QUELLE "RICHE CORRESPONDANCE" ?
Le seul moment où Césaire aurait pu s'allier à Glissant, c'est en novembre 1963, quand il intervint devant la 16e chambre correctionnelle du palais de justice de Paris, au procès des dix-huit jeunes Martiniquais, membres de l'Organisation de la jeunesse anticolonialiste martiniquaise (Ojam). Ce groupe était issu de la dissolution, par le gouvernement français, du Front antillo-guyanais pour l'autonomie, créé en avril 1961 autournotamment d'Édouard Glissant et du Martiniquais Marcel Man-ville, du Guadeloupéen Paul Niger, et du Guyanais Justin Catayée. [...]
Pour finir, je suis donc prête à parier fort cher que l'assertion du ministère de la Justice - et par conséquent de l'article -, selon laquelle les archives d'Édouard Glissant comportent une « une riche correspondance » avec Césaire est fausse.
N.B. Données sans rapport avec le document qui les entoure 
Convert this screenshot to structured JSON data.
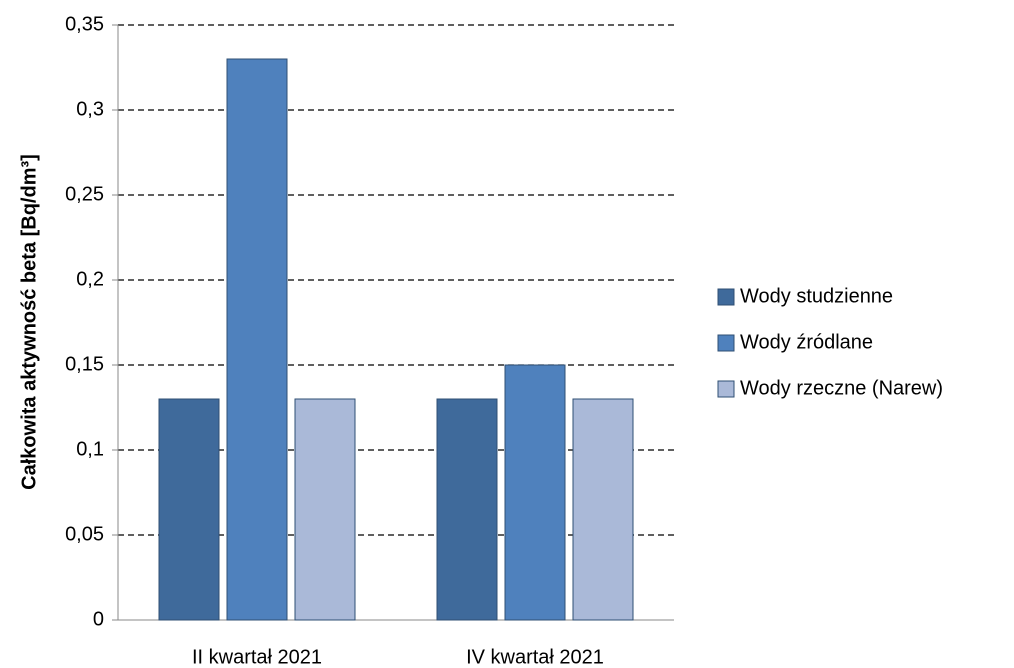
{
  "chart_data": {
    "type": "bar",
    "y_label": "Całkowita aktywność beta [Bq/dm³]",
    "categories": [
      "II kwartał 2021",
      "IV kwartał 2021"
    ],
    "series": [
      {
        "name": "Wody studzienne",
        "color": "#3f6a9b",
        "values": [
          0.13,
          0.13
        ]
      },
      {
        "name": "Wody źródlane",
        "color": "#4f81bd",
        "values": [
          0.33,
          0.15
        ]
      },
      {
        "name": "Wody rzeczne (Narew)",
        "color": "#aab9d8",
        "values": [
          0.13,
          0.13
        ]
      }
    ],
    "ylim": [
      0,
      0.35
    ],
    "yticks": [
      0,
      {
        "value": 0.05,
        "label": "0,05"
      },
      {
        "value": 0.1,
        "label": "0,1"
      },
      {
        "value": 0.15,
        "label": "0,15"
      },
      {
        "value": 0.2,
        "label": "0,2"
      },
      {
        "value": 0.25,
        "label": "0,25"
      },
      {
        "value": 0.3,
        "label": "0,3"
      },
      {
        "value": 0.35,
        "label": "0,35"
      }
    ],
    "grid": true,
    "legend": "right"
  }
}
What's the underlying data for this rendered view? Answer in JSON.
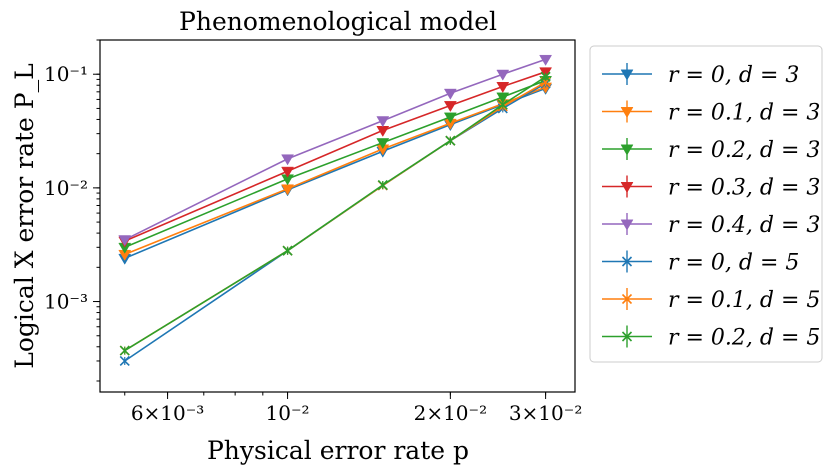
{
  "chart_data": {
    "type": "line",
    "title": "Phenomenological model",
    "xlabel": "Physical error rate p",
    "ylabel": "Logical X error rate P_L",
    "xscale": "log",
    "yscale": "log",
    "xlim": [
      0.0045,
      0.034
    ],
    "ylim": [
      0.00016,
      0.2
    ],
    "x": [
      0.005,
      0.01,
      0.015,
      0.02,
      0.025,
      0.03
    ],
    "x_tick_values": [
      0.006,
      0.01,
      0.02,
      0.03
    ],
    "x_tick_labels": [
      "6×10⁻³",
      "10⁻²",
      "2×10⁻²",
      "3×10⁻²"
    ],
    "y_tick_values": [
      0.001,
      0.01,
      0.1
    ],
    "y_tick_labels": [
      "10⁻³",
      "10⁻²",
      "10⁻¹"
    ],
    "legend_position": "right-outside",
    "series": [
      {
        "name": "r = 0, d = 3",
        "color": "#1f77b4",
        "marker": "triangle-down",
        "values": [
          0.0024,
          0.0096,
          0.021,
          0.036,
          0.054,
          0.075
        ]
      },
      {
        "name": "r = 0.1, d = 3",
        "color": "#ff7f0e",
        "marker": "triangle-down",
        "values": [
          0.0026,
          0.0098,
          0.022,
          0.037,
          0.055,
          0.077
        ]
      },
      {
        "name": "r = 0.2, d = 3",
        "color": "#2ca02c",
        "marker": "triangle-down",
        "values": [
          0.003,
          0.012,
          0.025,
          0.042,
          0.063,
          0.088
        ]
      },
      {
        "name": "r = 0.3, d = 3",
        "color": "#d62728",
        "marker": "triangle-down",
        "values": [
          0.0034,
          0.014,
          0.032,
          0.053,
          0.078,
          0.105
        ]
      },
      {
        "name": "r = 0.4, d = 3",
        "color": "#9467bd",
        "marker": "triangle-down",
        "values": [
          0.0035,
          0.018,
          0.039,
          0.068,
          0.1,
          0.135
        ]
      },
      {
        "name": "r = 0, d = 5",
        "color": "#1f77b4",
        "marker": "x",
        "values": [
          0.0003,
          0.0028,
          0.0105,
          0.026,
          0.05,
          0.083
        ]
      },
      {
        "name": "r = 0.1, d = 5",
        "color": "#ff7f0e",
        "marker": "x",
        "values": [
          0.00037,
          0.0028,
          0.0105,
          0.026,
          0.052,
          0.085
        ]
      },
      {
        "name": "r = 0.2, d = 5",
        "color": "#2ca02c",
        "marker": "x",
        "values": [
          0.00037,
          0.0028,
          0.0106,
          0.026,
          0.054,
          0.095
        ]
      }
    ]
  }
}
J'ouvre les paris également pour celle de Leiris, qui, lui, fut véritablement un « proche » de Césaire.
Que les archives de Glissant soient acquises par la France, soit, on verra bien ce qu'elles contiennent précisément quand elles seront consultables. Certains offrent leurs documents à la Bibliothèque littéraire Jacques Doucet, à la Bibliothèque nationale, ou à l'Imec. Il n'aurait pas été absurde, en outre, que ceux de Glissant eussent été confiés aux Archives départementales de la Martinique. Ses ayants-droit ont fait un autre choix et ça les regarde. Cependant, valoriser officiellement ce « trésor » par une prétendue proximité entre Glissant et Césaire qui serait attestée par leur « riche correspondance » relève à la fois du contresens et de la contre vérité.